The best sustainability professionals help to enhance ERM by incorporating scenario planning and stress tests for long-term, uncertain impacts like climate change. Finally, they get this risk analysis embedded into governance and strategic decision-making at the highest levels.

The less effective and sophisticated do not look beyond politics, short-term trends, fads and "vibes". They get swept up in the cultural and economic moods of the day and do not pay attention to the broader trends. They become reactive agents forced to make the case for their job by jumping from issue to issue, shapeshifting as fits the moment: CSRD or not CSRD, DEI or no DEI, ESG or "sustainability" or "responsibility", and on and on.

This is the kind of inane activity John Maxwell was referring to when he talked about activity being different from accomplishment: one can be busy without doing anything meaningful.

Today, our client continues to invest in oil and gas, strengthening the U.S.'s hand in a high-stakes geopolitical landscape. Honestly, I am grateful for their work. They have hired a sustainability person and continue to track the risks and opportunities we discussed. Hopefully they are helping them to identify and navigate around risks and opportunities whether gray, black or green.

Make it a Business Meeting, not a Sustainability Meeting
How should the sustainability officer at the pharmaceutical company have kicked off her meeting? In short, like a CEO.

Imagine how an effective CEO would open and frame any important meeting. She would talk about strategy, the company's vision and values, competitive pressures, and the market dynamics the company is seeking to leverage. She might mention the current stock price, the last board meeting, the next quarter's financial goals, and investor pressures. This sets the tone and sends the message: this is an important meeting about the business.

In other words, this is NOT a sustainability meeting but a meeting about strengthening the competitive position, winning culture, and operational excellence of the enterprise. In this framing, sustainability is rightly positioned as a means to achieving business goals.

Sustainability is not just about the environment but about a better way of doing things

Too often sustainability is approached as an end in itself. Discussion is about reporting and disclosure requirements, a range of acronyms and voluntary reporting frameworks, and a range of other paper-pushing, administrative hoop jumping amounting to little. Such an approach puts the sustainability officer and team at great risk. After all, such frivolity might be permitted in good times but will be dispatched in bad.

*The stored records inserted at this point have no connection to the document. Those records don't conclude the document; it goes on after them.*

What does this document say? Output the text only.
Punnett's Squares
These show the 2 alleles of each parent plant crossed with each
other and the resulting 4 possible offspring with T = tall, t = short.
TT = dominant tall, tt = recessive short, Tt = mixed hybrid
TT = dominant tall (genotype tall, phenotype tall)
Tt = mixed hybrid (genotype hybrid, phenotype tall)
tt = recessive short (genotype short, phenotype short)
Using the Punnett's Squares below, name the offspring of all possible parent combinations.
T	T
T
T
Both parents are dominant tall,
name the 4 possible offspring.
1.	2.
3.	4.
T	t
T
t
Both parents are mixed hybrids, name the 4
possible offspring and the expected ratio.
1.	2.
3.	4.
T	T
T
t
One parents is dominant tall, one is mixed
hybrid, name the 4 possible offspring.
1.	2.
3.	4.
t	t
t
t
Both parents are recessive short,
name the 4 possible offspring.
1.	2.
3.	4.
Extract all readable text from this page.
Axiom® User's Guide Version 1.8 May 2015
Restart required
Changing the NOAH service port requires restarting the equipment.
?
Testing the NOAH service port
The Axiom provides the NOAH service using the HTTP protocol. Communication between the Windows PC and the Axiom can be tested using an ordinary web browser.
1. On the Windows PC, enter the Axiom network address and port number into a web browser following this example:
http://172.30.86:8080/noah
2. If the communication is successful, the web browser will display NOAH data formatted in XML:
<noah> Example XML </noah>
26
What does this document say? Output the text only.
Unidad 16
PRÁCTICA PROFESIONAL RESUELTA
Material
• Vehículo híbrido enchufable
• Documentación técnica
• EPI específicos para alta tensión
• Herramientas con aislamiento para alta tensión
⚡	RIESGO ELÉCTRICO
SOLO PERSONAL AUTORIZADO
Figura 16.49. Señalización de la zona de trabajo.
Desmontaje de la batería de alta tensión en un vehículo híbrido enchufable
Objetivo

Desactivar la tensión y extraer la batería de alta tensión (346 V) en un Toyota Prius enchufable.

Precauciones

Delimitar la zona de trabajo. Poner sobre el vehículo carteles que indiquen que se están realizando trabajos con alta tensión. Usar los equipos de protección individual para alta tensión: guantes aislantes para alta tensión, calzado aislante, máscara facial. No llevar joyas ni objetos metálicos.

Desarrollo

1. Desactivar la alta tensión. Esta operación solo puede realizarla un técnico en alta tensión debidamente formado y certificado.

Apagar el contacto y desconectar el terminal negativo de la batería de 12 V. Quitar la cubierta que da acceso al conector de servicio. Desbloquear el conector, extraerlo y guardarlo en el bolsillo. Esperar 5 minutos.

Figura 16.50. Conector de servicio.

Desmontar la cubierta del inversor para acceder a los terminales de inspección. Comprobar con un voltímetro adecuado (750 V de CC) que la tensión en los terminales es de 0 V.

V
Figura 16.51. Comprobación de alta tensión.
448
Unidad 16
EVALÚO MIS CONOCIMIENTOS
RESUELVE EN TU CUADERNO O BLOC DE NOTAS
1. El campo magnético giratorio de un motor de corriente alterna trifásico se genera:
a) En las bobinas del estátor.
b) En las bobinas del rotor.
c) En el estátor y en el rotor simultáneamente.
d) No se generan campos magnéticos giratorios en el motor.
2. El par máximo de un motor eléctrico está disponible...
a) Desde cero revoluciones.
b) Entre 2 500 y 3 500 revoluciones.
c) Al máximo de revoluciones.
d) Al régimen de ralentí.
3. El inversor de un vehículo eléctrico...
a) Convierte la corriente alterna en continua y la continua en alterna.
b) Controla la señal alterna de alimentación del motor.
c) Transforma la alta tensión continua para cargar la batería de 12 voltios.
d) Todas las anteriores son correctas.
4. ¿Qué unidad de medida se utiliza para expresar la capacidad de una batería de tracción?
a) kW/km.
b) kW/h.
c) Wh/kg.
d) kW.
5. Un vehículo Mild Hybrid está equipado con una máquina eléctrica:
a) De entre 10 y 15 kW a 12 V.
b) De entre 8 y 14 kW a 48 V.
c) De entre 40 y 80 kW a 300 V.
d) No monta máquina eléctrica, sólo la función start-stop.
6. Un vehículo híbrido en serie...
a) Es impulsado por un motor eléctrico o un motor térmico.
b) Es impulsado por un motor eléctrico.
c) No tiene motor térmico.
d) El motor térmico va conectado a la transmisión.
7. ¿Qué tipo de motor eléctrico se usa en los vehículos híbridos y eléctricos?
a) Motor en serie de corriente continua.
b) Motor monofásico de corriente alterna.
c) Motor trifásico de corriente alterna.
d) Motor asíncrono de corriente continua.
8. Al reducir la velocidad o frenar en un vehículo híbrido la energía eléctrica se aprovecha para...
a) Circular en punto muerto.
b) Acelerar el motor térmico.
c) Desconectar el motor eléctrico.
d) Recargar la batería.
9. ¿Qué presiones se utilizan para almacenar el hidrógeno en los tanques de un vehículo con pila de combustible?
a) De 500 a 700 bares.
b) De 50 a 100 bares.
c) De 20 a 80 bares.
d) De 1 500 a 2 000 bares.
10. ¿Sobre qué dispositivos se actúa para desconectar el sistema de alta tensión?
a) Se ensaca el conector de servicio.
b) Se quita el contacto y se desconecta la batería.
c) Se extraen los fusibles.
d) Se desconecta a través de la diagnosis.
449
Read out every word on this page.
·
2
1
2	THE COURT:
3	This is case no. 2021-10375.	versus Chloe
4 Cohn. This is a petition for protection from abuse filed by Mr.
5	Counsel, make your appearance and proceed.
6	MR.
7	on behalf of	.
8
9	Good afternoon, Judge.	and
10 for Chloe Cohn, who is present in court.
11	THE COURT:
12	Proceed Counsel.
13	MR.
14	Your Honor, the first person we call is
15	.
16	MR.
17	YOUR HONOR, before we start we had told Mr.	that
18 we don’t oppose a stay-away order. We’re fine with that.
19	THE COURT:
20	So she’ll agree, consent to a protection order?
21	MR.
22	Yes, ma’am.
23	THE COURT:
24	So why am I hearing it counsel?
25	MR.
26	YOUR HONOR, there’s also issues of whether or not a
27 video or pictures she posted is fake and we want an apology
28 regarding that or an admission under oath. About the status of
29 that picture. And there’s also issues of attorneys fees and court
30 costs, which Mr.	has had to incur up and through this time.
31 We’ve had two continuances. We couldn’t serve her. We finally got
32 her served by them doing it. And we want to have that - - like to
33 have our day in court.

Sustainability professionals are the corporate crystal ball gazers, constantly scanning the political, economic, social, and technological horizons. Their insights are a treasure trove of future-proofing strategies, addressing not only environmental and social impacts but also providing solutions to the most pressing business challenges of the day.

When they put the business first, sustainability professionals can be the architects of resilience and innovation. Their work is not just about safeguarding the planet—it's about securing the future of the companies they serve.